Quel destin que celui de Sean Flynn ! Avec une carrière de météore, sorte de James Dean du cinéma bis. Mais après tout, il n'eu jamais la vocation d'être acteur et de laisser une trace dans la légende du cinéma à contrario de son père le mythique Errol Flynn. Une seule chose le motivait: le goût de l'aventure. L'homme ne tenait pas en place, il rêvait de vitesse, de grands espaces, de visiter le monde. Jouer à l' aventurier dans des décors de carton pate ne lui suffisait pas, il voulait vraiment en devenir un et toucher du doigt le danger. Il y parvint mais il en mourra!

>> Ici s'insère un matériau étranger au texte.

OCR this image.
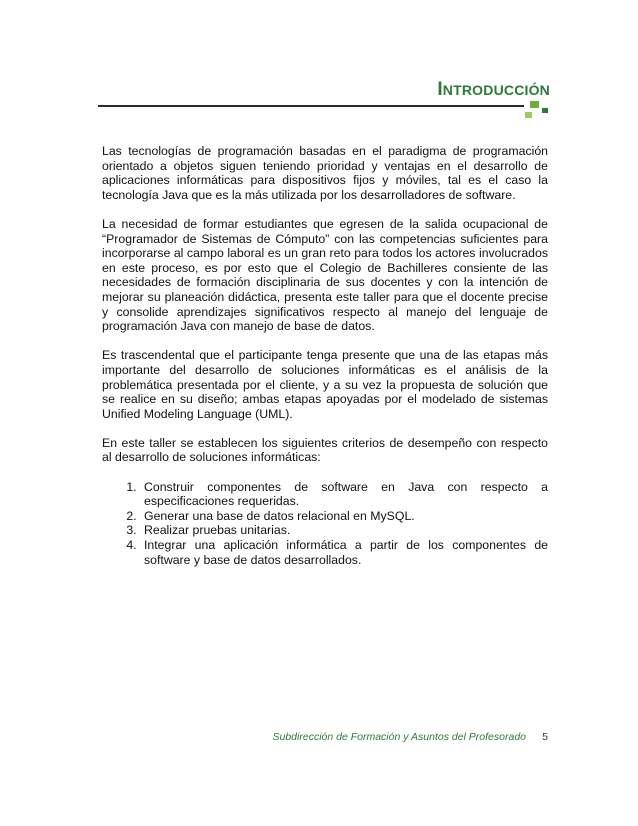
INTRODUCCIÓN

Las tecnologías de programación basadas en el paradigma de programación orientado a objetos siguen teniendo prioridad y ventajas en el desarrollo de aplicaciones informáticas para dispositivos fijos y móviles, tal es el caso la tecnología Java que es la más utilizada por los desarrolladores de software.

La necesidad de formar estudiantes que egresen de la salida ocupacional de “Programador de Sistemas de Cómputo” con las competencias suficientes para incorporarse al campo laboral es un gran reto para todos los actores involucrados en este proceso, es por esto que el Colegio de Bachilleres consiente de las necesidades de formación disciplinaria de sus docentes y con la intención de mejorar su planeación didáctica, presenta este taller para que el docente precise y consolide aprendizajes significativos respecto al manejo del lenguaje de programación Java con manejo de base de datos.

Es trascendental que el participante tenga presente que una de las etapas más importante del desarrollo de soluciones informáticas es el análisis de la problemática presentada por el cliente, y a su vez la propuesta de solución que se realice en su diseño; ambas etapas apoyadas por el modelado de sistemas Unified Modeling Language (UML).

En este taller se establecen los siguientes criterios de desempeño con respecto al desarrollo de soluciones informáticas:

1. Construir componentes de software en Java con respecto a especificaciones requeridas.
2. Generar una base de datos relacional en MySQL.
3. Realizar pruebas unitarias.
4. Integrar una aplicación informática a partir de los componentes de software y base de datos desarrollados.
Subdirección de Formación y Asuntos del Profesorado 5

Pour bien comprendre l'histoire et le caractère de Sean Flynn, il faut remonter aux origines. Et donc parler de son père et de sa mère.
Errol Flynn, le papa donc, naquit en Australie (en Tasmanie pour être précis) en 1909. C'est un enfant turbulent qui donne du fil a retordre à ses parents. Très jeune, il touche à plusieurs métiers qui ont le même point commun entre eux: la dangerosité. En effet l'Australien est tour a tour chercheur d'or, pêcheur à la dynamite ou encore reporter pour photographier les chasseurs de tête sur le bord du fleuve Sepik.
En 1929, il est accusé du meurtre d'un indigène de la tribu des Garramuts, il assura lui même sa défense et fut pas inquiété.
Flynn est donc ce baroudeur, amateur de jolies femmes (quelques années après, en l'honneur des succès amoureux de la star, une expression sera même inventée pour les hommes qui collectionnent les conquêtes: "In like Flynn"), un grand bagarreur mais surtout un épicurien.
Tout naturellement, avec ce caractère flamboyant le producteur/réalisateur Charles Chauvel le remarque et lui donne le rôle de Fletcher Christian dans In the Wake of the Bounty (1933) sur la célèbre mutinerie maritime. Deux ans plus tard, Errol Flynn explose dans un film américain Capitaine Blood. Les succès s'enchainent: La charge de la brigade légère (1936), Les conquérants (1939), La caravane héroïque (1940), La charge fantastique (1941) ou encore Gentleman Jim (1942).  
Mais son rôle le plus emblématique c'est celui du "prince des voleurs" dans Les aventures de Robin des Bois en 1938 qui a émerveillé plusieurs générations. Cette production Warner Bros reste le point culminant de sa carrière et il devient la coqueluche du tout Hollywood.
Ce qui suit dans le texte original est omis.